To: re_tail20
2 posted on
06/08/2012 9:08:45 AM PDT by
Theoria
(Rush Limbaugh: Ron Paul sounds like an Islamic terrorist)
To: Theoria
3 posted on
06/08/2012 9:09:22 AM PDT by
Theoria
(Rush Limbaugh: Ron Paul sounds like an Islamic terrorist)
To: Theoria; re_tail20
Here's an interesting (and long) review of Taubes' Why We Get Fat, by Yoni Freedhoff at
Weighty Matters.
It's rare that I've had the occasion to read a book whose premises I agree with (that we eat way too many carbs, that they in turn impact on our weights, and that weight-wise exercise isn't much to write home about), but whose arguments make me cringe. Gary Taubes' Why We Get Fat met that billing.
Let me start out by stating that I'm quite low-carb friendly and that I readily agree that science has proven that saturated fat has been wrongly demonized by the medical establishment for decades, including somewhat by me when I co-wrote my book in 2006/7 (a guy's allowed to learn, and it was in this spirit that I approached reading Taubes' book). Furthermore, I also agree that carbohydrates, more specifically the refined highly processed ones, contribute dramatically to both obesity and chronic disease and their reduction may well have a role to play in most folks' weight management efforts, and that a myopic view of dietary fat as causal to chronic disease and obesity has likely in and of itself, by means of a consequent dietary shift to carbohydrates, contributed dramatically to the rise in the societal prevalence of chronic disease and obesity.
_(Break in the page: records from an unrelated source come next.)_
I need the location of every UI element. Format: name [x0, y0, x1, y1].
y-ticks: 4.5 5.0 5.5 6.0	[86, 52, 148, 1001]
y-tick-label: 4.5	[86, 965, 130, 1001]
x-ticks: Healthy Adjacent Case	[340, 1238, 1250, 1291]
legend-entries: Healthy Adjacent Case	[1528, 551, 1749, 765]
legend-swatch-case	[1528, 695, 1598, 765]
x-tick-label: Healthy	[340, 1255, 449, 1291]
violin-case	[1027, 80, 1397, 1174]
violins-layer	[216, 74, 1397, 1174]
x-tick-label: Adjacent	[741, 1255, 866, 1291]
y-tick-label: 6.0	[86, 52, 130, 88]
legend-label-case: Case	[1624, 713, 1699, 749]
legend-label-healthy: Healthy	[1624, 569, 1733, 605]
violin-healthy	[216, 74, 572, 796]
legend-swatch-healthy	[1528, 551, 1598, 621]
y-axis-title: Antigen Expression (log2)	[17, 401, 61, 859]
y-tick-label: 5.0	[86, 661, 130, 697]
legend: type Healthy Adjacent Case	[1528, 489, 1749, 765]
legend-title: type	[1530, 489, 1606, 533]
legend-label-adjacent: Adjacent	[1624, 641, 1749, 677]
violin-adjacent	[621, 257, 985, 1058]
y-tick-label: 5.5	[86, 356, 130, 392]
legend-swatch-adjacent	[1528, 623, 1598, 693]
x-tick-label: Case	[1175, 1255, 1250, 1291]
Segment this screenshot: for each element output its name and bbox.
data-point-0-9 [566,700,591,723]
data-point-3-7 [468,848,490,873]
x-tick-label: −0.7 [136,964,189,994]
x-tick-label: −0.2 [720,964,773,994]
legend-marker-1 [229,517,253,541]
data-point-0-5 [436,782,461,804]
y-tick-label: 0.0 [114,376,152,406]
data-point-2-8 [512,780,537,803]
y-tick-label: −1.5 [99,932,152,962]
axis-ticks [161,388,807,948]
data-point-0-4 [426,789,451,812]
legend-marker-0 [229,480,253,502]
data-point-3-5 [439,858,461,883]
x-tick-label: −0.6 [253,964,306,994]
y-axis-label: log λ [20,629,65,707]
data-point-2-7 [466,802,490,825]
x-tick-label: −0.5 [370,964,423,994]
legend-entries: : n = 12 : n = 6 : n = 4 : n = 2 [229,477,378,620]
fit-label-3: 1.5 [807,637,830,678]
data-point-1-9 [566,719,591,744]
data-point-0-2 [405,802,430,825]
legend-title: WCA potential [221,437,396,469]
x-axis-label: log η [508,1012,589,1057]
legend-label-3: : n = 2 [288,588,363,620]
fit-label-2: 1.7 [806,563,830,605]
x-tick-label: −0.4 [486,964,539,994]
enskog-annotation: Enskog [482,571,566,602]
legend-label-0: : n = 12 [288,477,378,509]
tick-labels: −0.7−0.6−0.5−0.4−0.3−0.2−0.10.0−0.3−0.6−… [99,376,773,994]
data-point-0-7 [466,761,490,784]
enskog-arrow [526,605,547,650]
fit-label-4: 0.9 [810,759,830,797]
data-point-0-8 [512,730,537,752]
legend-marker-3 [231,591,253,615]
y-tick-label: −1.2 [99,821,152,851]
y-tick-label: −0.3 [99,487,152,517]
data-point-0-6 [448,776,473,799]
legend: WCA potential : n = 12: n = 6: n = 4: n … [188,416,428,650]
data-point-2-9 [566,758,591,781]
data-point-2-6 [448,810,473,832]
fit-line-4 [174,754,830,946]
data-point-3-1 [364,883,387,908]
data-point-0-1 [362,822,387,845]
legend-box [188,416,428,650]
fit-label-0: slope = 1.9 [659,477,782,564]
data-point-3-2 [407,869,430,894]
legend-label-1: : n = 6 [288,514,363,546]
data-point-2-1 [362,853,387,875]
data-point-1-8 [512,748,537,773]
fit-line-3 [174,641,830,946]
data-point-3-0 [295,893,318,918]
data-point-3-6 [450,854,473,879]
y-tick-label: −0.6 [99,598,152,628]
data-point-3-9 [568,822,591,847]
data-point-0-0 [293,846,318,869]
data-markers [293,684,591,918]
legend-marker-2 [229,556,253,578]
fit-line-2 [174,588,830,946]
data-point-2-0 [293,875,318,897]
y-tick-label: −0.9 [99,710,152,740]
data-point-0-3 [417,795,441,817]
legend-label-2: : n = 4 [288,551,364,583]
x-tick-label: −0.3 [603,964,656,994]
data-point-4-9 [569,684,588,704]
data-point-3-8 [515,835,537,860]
All that said, I found Why We Get Fat to be an extremely difficult read. Not because the writing wasn't engaging. On the contrary, Taubes is an excellent writer. I found the book difficult to read because for reasons I can't understand, Taubes seems to have decided to abandon journalistic and scientific integrity in place of observational data, straw men and logical fallacy.
Taubes' manifesto is straight forward. Carbohydrates make us fat and they do so independently of the first law of thermodynamics. Forget about calories, you can eat as many or as few of those as you'd like, ultimately weight is purely about carbohydrates.